Another complication is marijuana's main psychoactive ingredient, THC. It can linger in the body long after the initial high.
"THC is a molecule that really loves human fat, and when you ingest it, it sticks in the fat, and then it slowly seeps out over the course of a week, or a month if you are a heavy user," says Timothy Fong, an addiction psychiatrist at the University of California, Los Angeles.
The most reliable test for THC is the blood test. A few states, like Washington and Colorado, have even established a kind of legal limit of marijuana in the blood: 5 nanograms of THC per milliliter.
But performing that test often requires that police drive a suspect to a hospital. And Fong says it's tough to interpret exactly what those tests mean for driving ability.
"Most of the marijuana testing has been done in human laboratories, and there you get a wide variety [of reactions]," he says. "So if you take 100 people and have the same blood level of marijuana, you'll have 100 different reactions."
California, the first state to legalize medical marijuana, recently conducted a roadside study at night, finding around 7 percent of drivers had marijuana in their systems.
Los Angeles is now at the forefront of law enforcement's response. The city has a federal grant to try out a new roadside drug test: oral swabs. City Attorney Mike Feuer calls the technology "the wave of the future."
"This is a technique under which, in the field, at the time of the traffic stop, an officer can test the saliva of the driver and get an immediate result as to whether there are drugs present in his or her system," Feuer says.
Feuer says the admissibility in court of the swabbing hasn't been tested in California but is likely to be tested in the coming months or next year. Legislation regarding the swabs could be down the road as well, he says.
The goal of all of this, Feuer says, is to assure that there is an effective means of determining whether a driver is impaired, not just for prosecution but also to prevent people from driving under the influence in the first place.
"The more commonly known it is that we have a quick and effective technique for determining that, the more I hope people are deterred from getting behind the wheel with drugs or alcohol in their system," he says.
Judgment Vs. Numbers
Advocates in favor of marijuana legalization say they agree that people should know their limits and should not drive while impaired. But they're concerned that police officers will substitute this new technology — and an "arbitrary" legal limit — for their own judgment.
"I think that people want to have a clear-cut, black-and-white solution," says Mason Tvert, the communications director for the Marijuana Policy Project, a pro-legalization group. "They want a specific number that we can use to just say that this person is impaired or not. Unfortunately, it's a little more of a gray area than that."
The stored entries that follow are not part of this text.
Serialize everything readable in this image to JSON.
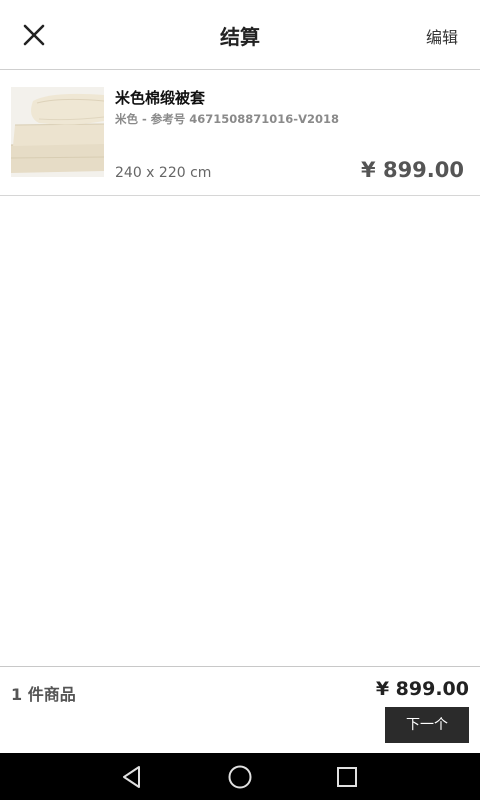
{
  "header": {
    "title": "结算",
    "edit_label": "编辑"
  },
  "cart": {
    "items": [
      {
        "name": "米色棉缎被套",
        "ref": "米色 - 参考号 4671508871016-V2018",
        "size": "240 x 220 cm",
        "price": "¥ 899.00"
      }
    ]
  },
  "summary": {
    "count": "1 件商品",
    "total": "¥ 899.00",
    "next_label": "下一个"
  },
  "icons": {
    "close": "close-icon",
    "back": "back-triangle-icon",
    "home": "home-circle-icon",
    "recent": "recent-apps-square-icon"
  },
  "colors": {
    "button_bg": "#2b2b2b",
    "navbar_bg": "#000000",
    "thumb_bg": "#f3f1ec"
  }
}
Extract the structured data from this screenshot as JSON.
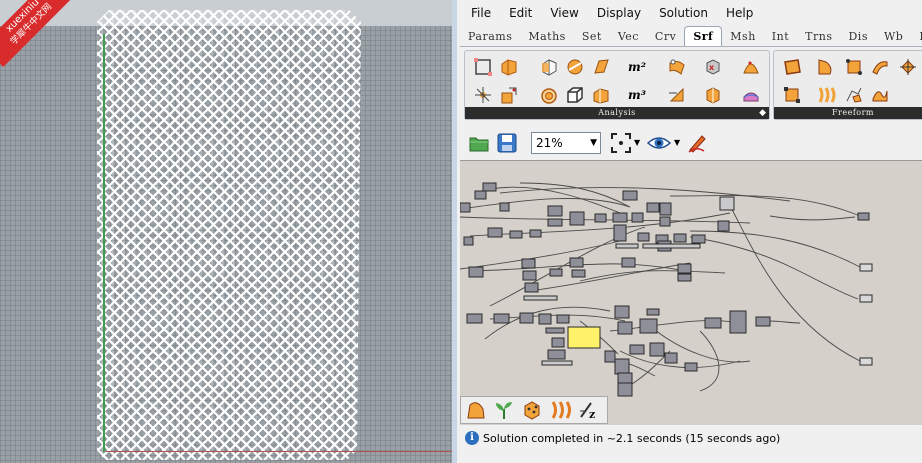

Tvert says simply having a number attached to "impairment" could result in people who are perfectly sober being arrested and charged. He suggests that the law enforcement official's judgment should also come into play.
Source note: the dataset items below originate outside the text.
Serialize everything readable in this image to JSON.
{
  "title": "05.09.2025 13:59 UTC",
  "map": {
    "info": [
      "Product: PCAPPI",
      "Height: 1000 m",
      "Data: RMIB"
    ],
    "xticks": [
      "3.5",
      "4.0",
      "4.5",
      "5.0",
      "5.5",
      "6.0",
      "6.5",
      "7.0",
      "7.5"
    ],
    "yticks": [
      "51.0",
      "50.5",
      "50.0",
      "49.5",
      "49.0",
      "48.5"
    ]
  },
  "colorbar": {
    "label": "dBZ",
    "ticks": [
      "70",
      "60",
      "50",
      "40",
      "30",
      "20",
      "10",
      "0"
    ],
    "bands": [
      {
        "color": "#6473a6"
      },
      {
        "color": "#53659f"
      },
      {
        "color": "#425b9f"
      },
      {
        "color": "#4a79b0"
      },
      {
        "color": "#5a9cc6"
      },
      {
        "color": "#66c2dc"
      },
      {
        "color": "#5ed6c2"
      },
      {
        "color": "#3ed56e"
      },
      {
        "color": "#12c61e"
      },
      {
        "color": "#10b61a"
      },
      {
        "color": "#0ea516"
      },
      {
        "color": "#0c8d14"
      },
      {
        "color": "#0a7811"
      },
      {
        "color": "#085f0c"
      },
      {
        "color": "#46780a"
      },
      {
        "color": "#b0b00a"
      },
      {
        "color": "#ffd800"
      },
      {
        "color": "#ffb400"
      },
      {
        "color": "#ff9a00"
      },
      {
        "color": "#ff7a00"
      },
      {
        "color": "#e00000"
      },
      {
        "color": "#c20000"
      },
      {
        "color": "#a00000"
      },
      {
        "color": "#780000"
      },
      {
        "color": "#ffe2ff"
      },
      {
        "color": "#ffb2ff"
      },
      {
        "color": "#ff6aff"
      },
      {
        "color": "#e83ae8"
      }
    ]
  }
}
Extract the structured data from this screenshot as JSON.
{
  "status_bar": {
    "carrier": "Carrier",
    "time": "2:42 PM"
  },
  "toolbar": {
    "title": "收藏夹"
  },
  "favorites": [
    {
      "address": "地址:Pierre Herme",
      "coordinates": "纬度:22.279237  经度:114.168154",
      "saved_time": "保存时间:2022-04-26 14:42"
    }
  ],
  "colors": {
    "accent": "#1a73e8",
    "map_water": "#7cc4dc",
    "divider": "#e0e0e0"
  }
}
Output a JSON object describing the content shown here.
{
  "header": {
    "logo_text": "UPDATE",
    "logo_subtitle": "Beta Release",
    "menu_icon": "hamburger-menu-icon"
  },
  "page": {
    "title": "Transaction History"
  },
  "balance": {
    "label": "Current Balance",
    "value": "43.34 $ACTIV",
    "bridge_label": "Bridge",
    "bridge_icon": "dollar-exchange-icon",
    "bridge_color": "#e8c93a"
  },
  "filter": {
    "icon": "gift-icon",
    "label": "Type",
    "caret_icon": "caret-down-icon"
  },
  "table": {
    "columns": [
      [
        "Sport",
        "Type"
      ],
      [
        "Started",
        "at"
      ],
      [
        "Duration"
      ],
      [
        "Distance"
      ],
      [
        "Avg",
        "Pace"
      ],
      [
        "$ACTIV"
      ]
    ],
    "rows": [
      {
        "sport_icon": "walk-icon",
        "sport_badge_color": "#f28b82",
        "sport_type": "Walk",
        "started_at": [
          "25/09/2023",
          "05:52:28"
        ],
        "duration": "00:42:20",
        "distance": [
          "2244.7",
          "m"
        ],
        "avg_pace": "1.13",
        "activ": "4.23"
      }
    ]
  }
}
A bigger concern for Tvert is not the number of pot smokers getting behind the wheel but "excessive and overzealous reporting" on the subject. He does agree, however, that driving under the influence of marijuana is something that needs to be addressed and discouraged.
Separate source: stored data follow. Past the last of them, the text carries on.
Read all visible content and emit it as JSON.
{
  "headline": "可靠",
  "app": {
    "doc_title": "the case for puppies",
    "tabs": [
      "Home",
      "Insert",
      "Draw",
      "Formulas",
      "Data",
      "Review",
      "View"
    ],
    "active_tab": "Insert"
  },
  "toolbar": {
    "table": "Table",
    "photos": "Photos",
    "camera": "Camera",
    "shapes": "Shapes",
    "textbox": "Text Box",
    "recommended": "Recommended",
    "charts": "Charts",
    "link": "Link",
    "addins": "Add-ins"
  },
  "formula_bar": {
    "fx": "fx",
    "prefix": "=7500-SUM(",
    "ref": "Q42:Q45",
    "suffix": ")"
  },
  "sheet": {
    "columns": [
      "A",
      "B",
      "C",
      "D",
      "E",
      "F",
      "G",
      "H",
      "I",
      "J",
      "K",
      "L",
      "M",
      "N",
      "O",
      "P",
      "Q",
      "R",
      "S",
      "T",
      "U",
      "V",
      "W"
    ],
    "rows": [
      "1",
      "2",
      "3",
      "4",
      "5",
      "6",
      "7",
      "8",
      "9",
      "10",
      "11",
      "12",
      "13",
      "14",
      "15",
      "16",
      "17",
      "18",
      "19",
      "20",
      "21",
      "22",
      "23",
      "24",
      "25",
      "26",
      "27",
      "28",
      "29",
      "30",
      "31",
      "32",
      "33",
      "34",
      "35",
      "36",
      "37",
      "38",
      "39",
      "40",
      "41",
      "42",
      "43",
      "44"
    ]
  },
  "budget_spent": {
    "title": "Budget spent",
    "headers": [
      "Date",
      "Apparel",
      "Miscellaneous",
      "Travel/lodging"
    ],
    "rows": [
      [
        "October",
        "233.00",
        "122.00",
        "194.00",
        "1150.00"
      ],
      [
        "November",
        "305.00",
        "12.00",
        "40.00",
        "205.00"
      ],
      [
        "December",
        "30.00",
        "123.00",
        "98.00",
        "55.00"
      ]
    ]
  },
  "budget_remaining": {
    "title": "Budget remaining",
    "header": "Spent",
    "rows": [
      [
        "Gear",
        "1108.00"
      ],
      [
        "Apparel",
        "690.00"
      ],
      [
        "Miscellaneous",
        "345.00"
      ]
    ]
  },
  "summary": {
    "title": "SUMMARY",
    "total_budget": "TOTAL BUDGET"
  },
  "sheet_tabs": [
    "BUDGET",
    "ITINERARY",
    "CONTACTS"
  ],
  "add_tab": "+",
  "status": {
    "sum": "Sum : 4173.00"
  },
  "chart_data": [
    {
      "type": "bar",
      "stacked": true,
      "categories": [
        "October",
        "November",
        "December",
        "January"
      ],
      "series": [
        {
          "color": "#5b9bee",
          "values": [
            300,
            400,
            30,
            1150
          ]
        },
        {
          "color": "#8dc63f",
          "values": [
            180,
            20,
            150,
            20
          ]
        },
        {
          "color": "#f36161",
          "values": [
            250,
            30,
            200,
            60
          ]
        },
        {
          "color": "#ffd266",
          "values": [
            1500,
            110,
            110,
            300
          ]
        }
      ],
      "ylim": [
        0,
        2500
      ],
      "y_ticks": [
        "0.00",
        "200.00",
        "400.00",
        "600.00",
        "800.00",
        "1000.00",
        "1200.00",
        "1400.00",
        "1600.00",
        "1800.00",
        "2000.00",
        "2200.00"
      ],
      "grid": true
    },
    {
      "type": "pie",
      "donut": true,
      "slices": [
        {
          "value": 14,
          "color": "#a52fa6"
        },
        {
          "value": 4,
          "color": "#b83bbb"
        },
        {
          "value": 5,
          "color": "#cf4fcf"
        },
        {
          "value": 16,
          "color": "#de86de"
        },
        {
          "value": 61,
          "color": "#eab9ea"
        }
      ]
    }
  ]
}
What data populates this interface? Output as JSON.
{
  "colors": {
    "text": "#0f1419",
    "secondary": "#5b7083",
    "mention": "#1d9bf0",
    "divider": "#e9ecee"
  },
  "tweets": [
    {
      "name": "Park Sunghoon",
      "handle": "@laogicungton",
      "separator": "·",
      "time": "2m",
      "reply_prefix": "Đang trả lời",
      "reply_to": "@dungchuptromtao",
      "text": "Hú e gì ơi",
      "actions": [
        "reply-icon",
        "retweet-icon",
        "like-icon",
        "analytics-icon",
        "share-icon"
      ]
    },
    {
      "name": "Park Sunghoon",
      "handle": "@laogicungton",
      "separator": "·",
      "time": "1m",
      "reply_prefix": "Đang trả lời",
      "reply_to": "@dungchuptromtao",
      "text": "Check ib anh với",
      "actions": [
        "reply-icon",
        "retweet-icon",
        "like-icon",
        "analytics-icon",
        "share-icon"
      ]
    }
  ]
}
"We allow adults to use alcohol responsibly, and we punish adults if they use it irresponsibly, and that includes driving while drunk," he says. "We should be doing the same thing with marijuana."
It's in that area that Tvert and Feuer share some common ground.
"I'm optimistic that as the debate around legalization of marijuana continues in this country, there will be no debate ... around the notion that we should be educating the public about the fact that driving while impaired could lead another family to suffer a loss from which they can never recover," Feuer says.
That legalization debate is continuing this year: It's likely that marijuana initiatives will be on the ballot in Alaska and Oregon. As the momentum increases for marijuana legalization, police and lawmakers say they have to respond, even with so much still unknown.